In this state, embalmers can expect to make $42,000 to $61,000 a year, and funeral directors $43,000 to $80,000, according to the Bureau of Labor Statistics.
On this day, some of the students will do actual embalming, but visitors can't watch, out of respect for the deceased. But the students show some of the material used, like little oval plastic things with spikes. You put them on the eyeball and then close the eyelids on the spikes, as eyelids tend to sag back in dead people.
Emmick says that since the funeral-director program began four years ago, 100 bodies have been donated for embalming. Two-thirds are indigents from various medical examiners; the others are private donations. After that, another facility does the cremation.

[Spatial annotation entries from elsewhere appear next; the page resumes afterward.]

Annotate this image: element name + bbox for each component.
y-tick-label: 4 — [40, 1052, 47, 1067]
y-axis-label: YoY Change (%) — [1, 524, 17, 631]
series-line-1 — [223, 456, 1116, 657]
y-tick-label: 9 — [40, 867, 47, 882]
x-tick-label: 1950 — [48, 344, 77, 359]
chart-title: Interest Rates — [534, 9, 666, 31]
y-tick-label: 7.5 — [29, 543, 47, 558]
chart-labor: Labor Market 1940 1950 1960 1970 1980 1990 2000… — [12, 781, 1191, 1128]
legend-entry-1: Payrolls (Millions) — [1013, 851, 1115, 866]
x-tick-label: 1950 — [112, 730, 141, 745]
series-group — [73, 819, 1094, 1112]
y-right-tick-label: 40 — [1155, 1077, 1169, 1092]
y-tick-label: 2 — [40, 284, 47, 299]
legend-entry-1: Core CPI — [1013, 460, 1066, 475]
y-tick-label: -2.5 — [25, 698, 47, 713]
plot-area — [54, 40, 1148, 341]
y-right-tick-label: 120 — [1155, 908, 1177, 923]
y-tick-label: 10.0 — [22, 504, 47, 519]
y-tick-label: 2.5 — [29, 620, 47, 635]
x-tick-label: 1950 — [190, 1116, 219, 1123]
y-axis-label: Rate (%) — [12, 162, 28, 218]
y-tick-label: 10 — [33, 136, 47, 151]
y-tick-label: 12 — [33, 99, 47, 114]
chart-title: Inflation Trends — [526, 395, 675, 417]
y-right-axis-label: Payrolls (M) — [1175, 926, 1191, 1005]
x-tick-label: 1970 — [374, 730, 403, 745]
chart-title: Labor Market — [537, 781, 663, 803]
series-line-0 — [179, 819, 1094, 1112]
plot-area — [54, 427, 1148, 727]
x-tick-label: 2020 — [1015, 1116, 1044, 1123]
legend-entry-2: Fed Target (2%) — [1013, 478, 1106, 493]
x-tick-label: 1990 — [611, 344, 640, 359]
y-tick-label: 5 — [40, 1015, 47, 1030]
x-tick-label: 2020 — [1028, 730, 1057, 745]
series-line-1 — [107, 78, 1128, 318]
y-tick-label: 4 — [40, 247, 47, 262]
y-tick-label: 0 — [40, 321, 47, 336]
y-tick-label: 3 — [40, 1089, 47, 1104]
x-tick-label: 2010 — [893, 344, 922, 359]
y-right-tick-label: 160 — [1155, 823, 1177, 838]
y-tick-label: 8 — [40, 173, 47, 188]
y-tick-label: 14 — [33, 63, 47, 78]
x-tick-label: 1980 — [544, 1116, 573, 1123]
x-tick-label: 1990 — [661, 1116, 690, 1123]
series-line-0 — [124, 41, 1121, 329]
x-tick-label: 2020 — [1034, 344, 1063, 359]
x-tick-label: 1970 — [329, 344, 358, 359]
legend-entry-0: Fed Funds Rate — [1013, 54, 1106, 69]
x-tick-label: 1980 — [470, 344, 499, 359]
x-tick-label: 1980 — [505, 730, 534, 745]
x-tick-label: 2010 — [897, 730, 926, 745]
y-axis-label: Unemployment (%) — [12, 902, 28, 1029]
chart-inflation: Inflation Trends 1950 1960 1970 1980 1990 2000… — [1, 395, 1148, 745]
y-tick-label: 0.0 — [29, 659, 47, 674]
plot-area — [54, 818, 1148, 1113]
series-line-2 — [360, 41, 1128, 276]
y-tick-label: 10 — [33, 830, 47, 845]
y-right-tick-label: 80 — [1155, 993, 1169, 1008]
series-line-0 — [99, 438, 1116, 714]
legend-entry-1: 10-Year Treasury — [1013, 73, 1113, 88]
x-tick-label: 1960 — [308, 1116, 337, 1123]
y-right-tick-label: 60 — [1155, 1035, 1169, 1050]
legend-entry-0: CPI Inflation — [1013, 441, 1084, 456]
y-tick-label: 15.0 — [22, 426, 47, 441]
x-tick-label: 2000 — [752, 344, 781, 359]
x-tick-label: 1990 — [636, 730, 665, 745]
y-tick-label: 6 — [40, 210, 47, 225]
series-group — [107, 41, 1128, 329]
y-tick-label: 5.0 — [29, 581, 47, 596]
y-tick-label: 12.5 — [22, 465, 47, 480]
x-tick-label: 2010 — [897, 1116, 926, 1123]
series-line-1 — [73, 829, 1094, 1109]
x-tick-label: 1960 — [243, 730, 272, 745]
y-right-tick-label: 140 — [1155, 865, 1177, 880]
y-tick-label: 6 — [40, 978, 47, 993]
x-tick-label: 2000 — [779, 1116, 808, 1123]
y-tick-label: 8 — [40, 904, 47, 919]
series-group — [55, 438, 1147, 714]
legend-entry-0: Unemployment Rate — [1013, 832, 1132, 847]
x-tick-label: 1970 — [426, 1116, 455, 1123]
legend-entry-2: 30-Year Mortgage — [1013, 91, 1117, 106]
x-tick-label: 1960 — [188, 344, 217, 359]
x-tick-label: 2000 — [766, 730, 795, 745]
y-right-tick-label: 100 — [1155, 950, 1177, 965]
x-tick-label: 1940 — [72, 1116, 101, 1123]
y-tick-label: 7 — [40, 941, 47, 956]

Sometimes the students hold a memorial service for those they embalmed and cremated, in a room with a lectern and a display of caskets with price tags just like found in a funeral home. It is a business that they're going into, after all.
Recently, Katey Houston, 24, of Puyallup, said a few words in that room about an indigent veteran whom they had embalmed. Eight of the students then took his remains to Tahoma National Cemetery in Kent.
"I said, 'I don't claim to know anything of his life.' I know it was likely hard," says Houston. "I am thankful he gave to us twice, once in the military and once in death."
A fellow student, Denton Thorbeck, 22, of Renton, then booted up a rendition of "Amazing Grace" on his laptop.
The two have thought about how they'd like to go.
Thorbeck says that if it becomes legal in this state, as it has in some others, he'd like an alkaline hydrolysis cremation, in which the body is dissolved by lye. It's supposed to be more "green."
Houston says she wants to be cremated the old-fashioned way, in a furnace that can reach 1,800 degrees.
"It's the only way I'm going to get a smokin' hot body," she says.
You gotta keep this death stuff in the right perspective.